THE RHIZOMES INITIATIVE
The “Mexican American Art since 1848” portal is only one component of a larger initiative: “Rhizomes: Mexican American Art Since 1848,” which includes the portal itself, a book series, K-16 curriculum, and an institutional map to visualize and help identify relevant collections across the nation.
- Book Series – Adjacent Imaginaries: Mexican American Art Since 1848 is in the works. This will be a multi-volume, full-color digital edition and physical text. Nationally, historically and aesthetically comprehensive in its analysis, the book series will examine artists’ lives and works, artist collectives, exhibitions, trends in art criticism, private and public collections, and contributions of arts organizations, diversifying American art history, and other fields.

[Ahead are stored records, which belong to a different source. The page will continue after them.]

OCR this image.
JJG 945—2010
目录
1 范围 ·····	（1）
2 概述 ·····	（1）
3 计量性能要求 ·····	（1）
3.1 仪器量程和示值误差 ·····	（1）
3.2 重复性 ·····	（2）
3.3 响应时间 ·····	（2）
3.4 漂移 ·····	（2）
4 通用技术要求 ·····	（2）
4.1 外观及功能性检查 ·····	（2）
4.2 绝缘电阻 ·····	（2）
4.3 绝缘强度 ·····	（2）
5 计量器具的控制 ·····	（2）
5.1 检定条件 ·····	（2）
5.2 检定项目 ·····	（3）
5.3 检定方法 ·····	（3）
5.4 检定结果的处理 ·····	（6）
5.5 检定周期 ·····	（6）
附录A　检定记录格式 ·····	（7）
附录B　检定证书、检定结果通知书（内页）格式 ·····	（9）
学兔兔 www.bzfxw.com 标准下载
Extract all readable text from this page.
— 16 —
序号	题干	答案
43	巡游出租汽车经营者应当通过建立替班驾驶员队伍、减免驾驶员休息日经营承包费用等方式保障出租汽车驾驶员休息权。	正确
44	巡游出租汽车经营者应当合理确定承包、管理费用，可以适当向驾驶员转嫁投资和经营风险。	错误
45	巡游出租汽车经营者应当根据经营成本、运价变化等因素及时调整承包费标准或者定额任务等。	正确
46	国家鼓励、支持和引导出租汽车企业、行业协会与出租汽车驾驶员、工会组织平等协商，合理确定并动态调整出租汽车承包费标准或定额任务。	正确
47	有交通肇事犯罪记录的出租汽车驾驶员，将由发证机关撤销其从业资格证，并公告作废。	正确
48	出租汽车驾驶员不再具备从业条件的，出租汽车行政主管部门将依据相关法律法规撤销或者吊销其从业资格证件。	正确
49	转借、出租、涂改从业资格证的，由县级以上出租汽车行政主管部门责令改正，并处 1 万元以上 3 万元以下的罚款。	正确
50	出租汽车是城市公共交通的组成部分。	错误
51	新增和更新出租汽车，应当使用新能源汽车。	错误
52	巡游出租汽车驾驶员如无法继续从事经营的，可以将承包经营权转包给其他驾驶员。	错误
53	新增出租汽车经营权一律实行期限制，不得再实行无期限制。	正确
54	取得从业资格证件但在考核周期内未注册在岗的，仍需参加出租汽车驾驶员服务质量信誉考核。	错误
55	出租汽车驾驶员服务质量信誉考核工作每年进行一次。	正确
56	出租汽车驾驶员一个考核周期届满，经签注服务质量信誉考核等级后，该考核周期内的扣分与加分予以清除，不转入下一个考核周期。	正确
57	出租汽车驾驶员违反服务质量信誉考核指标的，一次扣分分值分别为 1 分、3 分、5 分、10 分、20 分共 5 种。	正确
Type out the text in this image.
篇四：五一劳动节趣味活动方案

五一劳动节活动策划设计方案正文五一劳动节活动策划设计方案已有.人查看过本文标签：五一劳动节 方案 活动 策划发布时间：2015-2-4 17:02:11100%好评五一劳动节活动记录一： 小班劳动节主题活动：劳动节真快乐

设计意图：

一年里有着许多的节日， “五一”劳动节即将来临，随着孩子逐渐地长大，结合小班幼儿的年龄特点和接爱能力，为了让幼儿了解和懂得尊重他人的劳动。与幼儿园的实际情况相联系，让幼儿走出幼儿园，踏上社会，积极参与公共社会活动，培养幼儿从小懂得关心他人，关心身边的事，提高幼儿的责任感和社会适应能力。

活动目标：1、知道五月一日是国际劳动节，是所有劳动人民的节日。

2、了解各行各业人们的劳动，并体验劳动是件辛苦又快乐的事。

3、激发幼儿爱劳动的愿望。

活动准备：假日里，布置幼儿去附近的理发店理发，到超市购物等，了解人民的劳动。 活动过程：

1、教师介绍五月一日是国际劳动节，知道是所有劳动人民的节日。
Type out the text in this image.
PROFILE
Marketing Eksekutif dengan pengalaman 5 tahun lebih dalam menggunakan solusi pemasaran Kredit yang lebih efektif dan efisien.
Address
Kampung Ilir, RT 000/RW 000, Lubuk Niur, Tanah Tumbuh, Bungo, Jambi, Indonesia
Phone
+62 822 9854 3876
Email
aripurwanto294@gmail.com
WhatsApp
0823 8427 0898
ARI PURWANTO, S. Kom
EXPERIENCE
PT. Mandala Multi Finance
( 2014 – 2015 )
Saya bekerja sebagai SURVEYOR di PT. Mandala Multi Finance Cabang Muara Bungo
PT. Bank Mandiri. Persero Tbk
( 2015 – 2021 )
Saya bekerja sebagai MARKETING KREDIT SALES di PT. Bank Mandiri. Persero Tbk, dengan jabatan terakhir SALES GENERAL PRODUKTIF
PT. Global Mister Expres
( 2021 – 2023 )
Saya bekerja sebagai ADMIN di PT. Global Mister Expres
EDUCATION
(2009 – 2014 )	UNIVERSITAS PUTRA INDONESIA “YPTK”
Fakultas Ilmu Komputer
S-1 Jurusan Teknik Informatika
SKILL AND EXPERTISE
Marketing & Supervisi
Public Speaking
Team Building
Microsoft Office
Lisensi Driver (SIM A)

- Curriculum and Community Engagement – “Rhizomes”supports crowd-sourced knowledge mobilization and production, such as user-created virtual exhibitions, timelines, and K-16 curricula and lesson plans. By displaying user content, “Rhizomes”supports perspectives outside of higher education, including those of bilingual students and teachers, Chicana/o/x artists, and Mexican-heritage communities.
- Institutional Map – With support from the Henry Luce Foundation, Rhizomes Initiative collaborated with RomoGIS Enterprises to develop the Rhizomes Institutional Map, which uses ArcGIS to allow users to see nodes of engagement with institutions where Mexican American art is housed: libraries, archives, museums and other collections.
FUNDING AND FUTURE COLLABORATIONS
Between Davalos and Cortez, multiple grants have been awarded for the project, including grants from Humanities Without Walls, American Council of Learned Societies (ACLS), the Henry Luce Foundation and the National Endowment for the Humanities (NEH).
Davalos and Cortez see the project as sustainable for years to come with the help of partnering museums and future community collaborations.
“When we launched the portal, we were very excited,” Davalos said. “Now, we’re in the middle of this project that basically has no end, so it’s very exciting and it’s frightening at the same time because it’s not the kind of thing that most academics do.”
While both Davalos and Cortez are educators, in addition to co-directing the project, they believe their commitment to the database and Rhizomes initiatives will help rediscover Mexican American art that otherwise would be lost.
“It’s a long-time commitment, but we feel that it is important and it’s about time,” Cortez said. “If we can help people to understand the Mexican American presence a little bit more in the United States, then that’s good.”